Se c’è qualcosa che cambia in modo evidente durante la menopausa è il sonno. Ti addormenti, ma poi ti svegli nel cuore della notte. Oppure ti alzi già stanca, con la sensazione di non aver davvero recuperato. È facile pensare che sia tutta una questione di ormoni. In parte è così, ma non è l’unica spiegazione.
C’è un elemento concreto, spesso sottovalutato, che può fare una grande differenza: il movimento. Non si tratta di stancarsi di più, ma di aiutare il corpo a ritrovare un ritmo che, con il tempo, tende a diventare più fragile.
Perché il sonno cambia in menopausa
Durante la menopausa il sonno diventa più leggero e meno stabile. Il calo degli estrogeni influisce su diversi meccanismi, tra cui la produzione di melatonina, l’ormone che regola il ciclo sonno-veglia.
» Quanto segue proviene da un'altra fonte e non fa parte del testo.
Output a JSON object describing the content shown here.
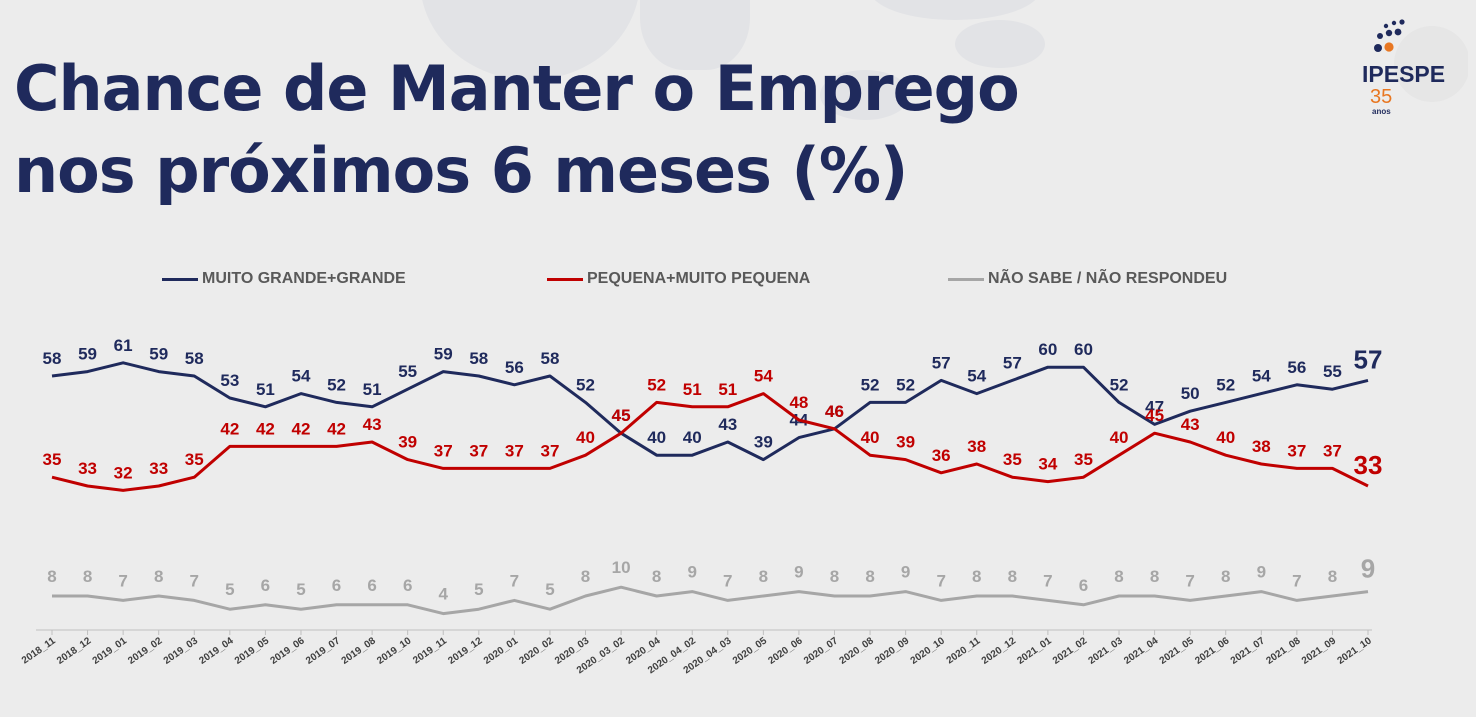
{
  "title": {
    "line1": "Chance de Manter o Emprego",
    "line2": "nos próximos 6 meses (%)"
  },
  "logo": {
    "text": "IPESPE",
    "number": "35",
    "subtext": "anos"
  },
  "colors": {
    "navy": "#1f2a5c",
    "red": "#c00000",
    "gray": "#a6a6a6",
    "title": "#1f2a5c"
  },
  "chart_data": {
    "type": "line",
    "legend_position": "top",
    "grid": false,
    "ylim": [
      0,
      70
    ],
    "categories": [
      "2018_11",
      "2018_12",
      "2019_01",
      "2019_02",
      "2019_03",
      "2019_04",
      "2019_05",
      "2019_06",
      "2019_07",
      "2019_08",
      "2019_10",
      "2019_11",
      "2019_12",
      "2020_01",
      "2020_02",
      "2020_03",
      "2020_03_02",
      "2020_04",
      "2020_04_02",
      "2020_04_03",
      "2020_05",
      "2020_06",
      "2020_07",
      "2020_08",
      "2020_09",
      "2020_10",
      "2020_11",
      "2020_12",
      "2021_01",
      "2021_02",
      "2021_03",
      "2021_04",
      "2021_05",
      "2021_06",
      "2021_07",
      "2021_08",
      "2021_09",
      "2021_10"
    ],
    "series": [
      {
        "name": "MUITO GRANDE+GRANDE",
        "color": "#1f2a5c",
        "values": [
          58,
          59,
          61,
          59,
          58,
          53,
          51,
          54,
          52,
          51,
          55,
          59,
          58,
          56,
          58,
          52,
          45,
          40,
          40,
          43,
          39,
          44,
          46,
          52,
          52,
          57,
          54,
          57,
          60,
          60,
          52,
          47,
          50,
          52,
          54,
          56,
          55,
          57
        ]
      },
      {
        "name": "PEQUENA+MUITO PEQUENA",
        "color": "#c00000",
        "values": [
          35,
          33,
          32,
          33,
          35,
          42,
          42,
          42,
          42,
          43,
          39,
          37,
          37,
          37,
          37,
          40,
          45,
          52,
          51,
          51,
          54,
          48,
          46,
          40,
          39,
          36,
          38,
          35,
          34,
          35,
          40,
          45,
          43,
          40,
          38,
          37,
          37,
          33
        ]
      },
      {
        "name": "NÃO SABE / NÃO RESPONDEU",
        "color": "#a6a6a6",
        "values": [
          8,
          8,
          7,
          8,
          7,
          5,
          6,
          5,
          6,
          6,
          6,
          4,
          5,
          7,
          5,
          8,
          10,
          8,
          9,
          7,
          8,
          9,
          8,
          8,
          9,
          7,
          8,
          8,
          7,
          6,
          8,
          8,
          7,
          8,
          9,
          7,
          8,
          9
        ]
      }
    ]
  }
}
Questo può rendere più facile addormentarsi e, allo stesso tempo, più probabile svegliarsi durante la notte.
Accanto ai cambiamenti ormonali, c’è però un altro aspetto meno visibile ma altrettanto importante. Il sistema nervoso diventa più sensibile e reattivo. Basta poco per attivarlo, anche quando il corpo avrebbe bisogno di rallentare. È proprio questa maggiore instabilità a rendere il sonno più frammentato. A fine giornata ti senti stanca, ma non davvero rilassata.
Allenamento e sonno: cosa succede nel corpo
L’attività fisica non serve solo a consumare energia. Il suo effetto più profondo è quello di regolare. Quando ti muovi con costanza, il corpo riceve segnali chiari su quando è il momento di attivarsi e quando, invece, può permettersi di rallentare.
Durante il giorno, il movimento stimola il sistema di attivazione e ti rende più vigile. Ma è proprio grazie a questa attivazione che, qualche ora dopo, il corpo riesce a «spegnersi» meglio. È un equilibrio sottile, ma fondamentale. Per rilassarsi davvero, il corpo ha bisogno prima di essersi attivato nel modo giusto.
Quando questo non succede, per esempio dopo giornate molto sedentarie ma mentalmente intense, il sistema rimane in una sorta di terra di mezzo. Ti senti stanca, ma non regolata. Ed è proprio lì che il sonno diventa più fragile.
Allenarsi con regolarità aiuta a ristabilire questo equilibrio. A livello fisiologico aumenta il bisogno naturale di dormire, quello che gli esperti chiamano «pressione del sonno», mentre nelle ore serali si osserva una riduzione del cortisolo, l’ormone dello stress. Allo stesso tempo, migliora la sincronizzazione del ritmo circadiano, cioè quel sistema interno che scandisce i tempi del corpo. Non è solo una sensazione: alcune ricerche recenti suggeriscono che l’attività fisica può contribuire a migliorare la qualità del sonno nelle donne in menopausa.
Quali allenamenti aiutano davvero a dormire meglio
Non tutto il movimento ha lo stesso effetto sul sonno, e questa è una distinzione importante. Allenamenti molto intensi, soprattutto nelle ore serali, possono aumentare l’attivazione e rendere più difficile addormentarsi. Non significa evitarli del tutto, ma imparare a inserirli nel momento più adatto della giornata.
Per favorire il sonno funzionano meglio attività a intensità moderata, che permettono al corpo di attivarsi senza andare in sovraccarico. Anche il lavoro di forza, se ben dosato, può essere un alleato prezioso, non solo per il sonno ma anche per la salute metabolica e ossea. Accanto a questo, esercizi di mobilità e momenti dedicati alla respirazione aiutano a sciogliere le tensioni e accompagnano il corpo verso uno stato più calmo.
Quando allenarsi per migliorare il sonno in menopausa
Il timing gioca un ruolo fondamentale. Il mattino e il primo pomeriggio sono i momenti ideali per allenamenti più dinamici o intensi. In queste ore il corpo è naturalmente predisposto all’attivazione, e il movimento rafforza questo stato in modo positivo.
La sera, invece, è utile cambiare ritmo. Il corpo ha bisogno di segnali diversi, più distensivi. Attività come stretching, mobilità o esercizi di respirazione aiutano a creare una transizione verso il riposo. Non si tratta di rinunciare a muoversi, ma di scegliere il tipo di movimento più adatto a quel momento.